Ağlayarak, feryat figan edilerek baş edilebilecek bir şiddet türü değil bu. Kuruluşta ve yıkılışta ortaya çıkan çıplak, egemen idarecinin arzularını tek kural olarak tanıyan şiddet, kendisini durdurabilecek karşı güçler hariç hiçbir sınır, ilke, kural, norm ve ahlak tanımaz. Devlet gücünün bu şekilde belirmesine eşlik eden ve “şiddetin toplumsallaşması” diyebileceğimiz hadiseler, yani mafyaların, organize sivil şiddet gruplarının ortalığa saçılması bu ilkesiz kuralsız, normsuz ve ahlaksız faaliyetin olağan bir sonucudur. Çünkü bütün bu “ağır hukuksuzluk” kurulan yeni devletin ihtiyaç duyduğu sermaye için seferber edilmiş “gasp” mekanizmasının ihtiyaç duyduğu hukuksuzluktur. Yatırım gelecektir, çünkü yatırım denilen sermaye böyle bir “gasp”ın ürünüdür. Ortada bir hukuksuzluk yok, gasp rejiminin hukuku var, yeterince zaman geçince olağan hukuk olarak görüneceği inancıyla iş başında. Emeği gasp ediyor, artı değeri gasp ediyor, bilgiyi gasp ediyor, inancı gasp ediyor, kimliği gasp ediyor, bedeni gasp ediyor.

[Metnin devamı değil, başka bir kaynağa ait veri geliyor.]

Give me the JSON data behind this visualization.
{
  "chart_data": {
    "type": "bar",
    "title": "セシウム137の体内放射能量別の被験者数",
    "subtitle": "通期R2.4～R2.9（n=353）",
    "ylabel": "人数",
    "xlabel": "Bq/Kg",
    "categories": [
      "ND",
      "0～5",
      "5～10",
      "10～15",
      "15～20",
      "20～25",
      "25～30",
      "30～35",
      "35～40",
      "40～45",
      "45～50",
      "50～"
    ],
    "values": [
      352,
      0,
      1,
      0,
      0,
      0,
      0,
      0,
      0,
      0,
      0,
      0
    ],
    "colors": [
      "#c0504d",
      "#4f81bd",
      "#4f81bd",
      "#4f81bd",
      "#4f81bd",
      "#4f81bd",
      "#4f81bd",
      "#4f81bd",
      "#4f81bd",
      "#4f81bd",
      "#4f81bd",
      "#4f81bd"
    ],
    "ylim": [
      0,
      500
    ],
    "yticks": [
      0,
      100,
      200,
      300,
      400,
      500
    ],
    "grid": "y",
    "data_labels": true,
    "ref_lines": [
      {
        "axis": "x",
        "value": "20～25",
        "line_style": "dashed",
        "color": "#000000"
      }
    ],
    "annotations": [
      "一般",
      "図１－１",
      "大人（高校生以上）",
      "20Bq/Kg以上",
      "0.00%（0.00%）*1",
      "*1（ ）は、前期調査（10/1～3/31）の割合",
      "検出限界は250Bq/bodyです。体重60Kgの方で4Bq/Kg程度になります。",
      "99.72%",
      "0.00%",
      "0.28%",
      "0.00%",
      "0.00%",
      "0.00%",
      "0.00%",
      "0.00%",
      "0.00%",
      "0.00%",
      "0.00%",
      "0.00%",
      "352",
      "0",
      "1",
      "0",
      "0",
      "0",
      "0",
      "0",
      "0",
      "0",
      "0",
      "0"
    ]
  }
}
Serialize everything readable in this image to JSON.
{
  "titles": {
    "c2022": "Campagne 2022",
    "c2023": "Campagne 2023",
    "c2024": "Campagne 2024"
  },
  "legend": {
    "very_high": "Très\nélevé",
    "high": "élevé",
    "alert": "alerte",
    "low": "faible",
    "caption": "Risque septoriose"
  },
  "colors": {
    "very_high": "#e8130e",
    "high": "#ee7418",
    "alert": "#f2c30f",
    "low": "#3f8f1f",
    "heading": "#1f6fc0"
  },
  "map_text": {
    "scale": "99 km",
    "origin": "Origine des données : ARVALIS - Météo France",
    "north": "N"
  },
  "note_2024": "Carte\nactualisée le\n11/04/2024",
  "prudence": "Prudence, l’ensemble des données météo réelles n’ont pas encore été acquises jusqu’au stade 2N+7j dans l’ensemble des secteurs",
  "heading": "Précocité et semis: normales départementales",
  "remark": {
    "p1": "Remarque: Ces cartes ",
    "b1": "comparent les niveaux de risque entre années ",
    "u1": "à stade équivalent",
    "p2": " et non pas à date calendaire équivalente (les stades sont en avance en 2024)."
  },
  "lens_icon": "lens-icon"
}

Çok tekrar edilenin aksine sermaye evvel emirde “hukuk”un değil “hukuksuzluk”un güvencesini arar; yoksa anlı şanlı Türkiye ve işbirliği halindeki dünya alem sermayedarları, Osman Kavala’ya reva görülen ağır hukuksuzluk konusunda böyle bir mutlu sessizlik içinde olmazlardı. Kuruluşu süren yeni devletin sahipleri bunu iyi bilen bir heyetin üyeleri, herkese tekliflerini gayet açık biçimde ortaya koyuyorlar: Yargıtay Başsavcısının İYİ Parti ziyareti mesela, bu tekliflerden, demek ki pazarlıklardan biri sadece: genel seçimde yapacağını yaptın tebrik ederiz, şimdi yerel seçimde de yapacağını yaparsan yeni devletin imkanlarından gayet iyi yararlanan güzel bir parti olarak tanırız sizi. Elbette bu teklif ya da öbür görünümüyle “nezaket ziyareti” daima bir tür şantajla, yeni iş başındaki şiddetle de beraberdir: Bakın biz size geliyoruz, bugün nezaketen yarın ama “hukuken” de gelebiliriz. İYİ Parti HDP değil, Akşener Demirtaş değil, elbette başsavcının bu nezaketli davetine icabet edecek, yoksa gitmezdi zaten, pardon gönderilmezdi, hadi gönderildi kabul edilmezdi.

Hasılı kelam, bütün olan bitende yasasız, hukuksuz, ahlaksız görünen şey, eski dönemin yasasının, hukukunun ve ahlakının temelinde yer alan egemen çıkarına çıplak (kuralsız) şiddetten başkası değildir, şimdi kendisini yeniden oluşturma süreci içindedir. Yas tutmak, ağlanmak, söylenmek değil, yapmakta olduğunu yapmasını engelleyecek karşı gücü oluşturma çabasına girmek, bu çaba içinde olanlarla dayanışma yollarını bulmak gerekir. Bu yolun bulunacağı yer, bu şiddet temel hedef ve mağdurlarının olduğu yerdir: Sömürülen işçi, ezilen köylü, yok edilmek istenen Kürt, yok edildiği için sevinç duyulan Rum, Ermeni ve Yahudi, eşit sayılmayan Alevi, iş başındaki hukuksuz şiddetin zulmettiği tutsaklar… “Hukuk devleti” dua ile gelen bir şey değil, hukuksuzluğu karşı güçlerin mücadelesiyle tasfiye ve tesviye edilmiş şeydir, eğer mümkünse böyle bir şey.

Yerel seçim geliyor, bütün bu kararlar, ziyaretler, açıklamalar, yasaklamalar, tutuklamalar bir şey diyor: Bu seçimde yeni/inşaat halindeki devletle mi birliktesiniz, yeni devletin yok etmek, ezmek istedikleriyle mi birliktesiniz?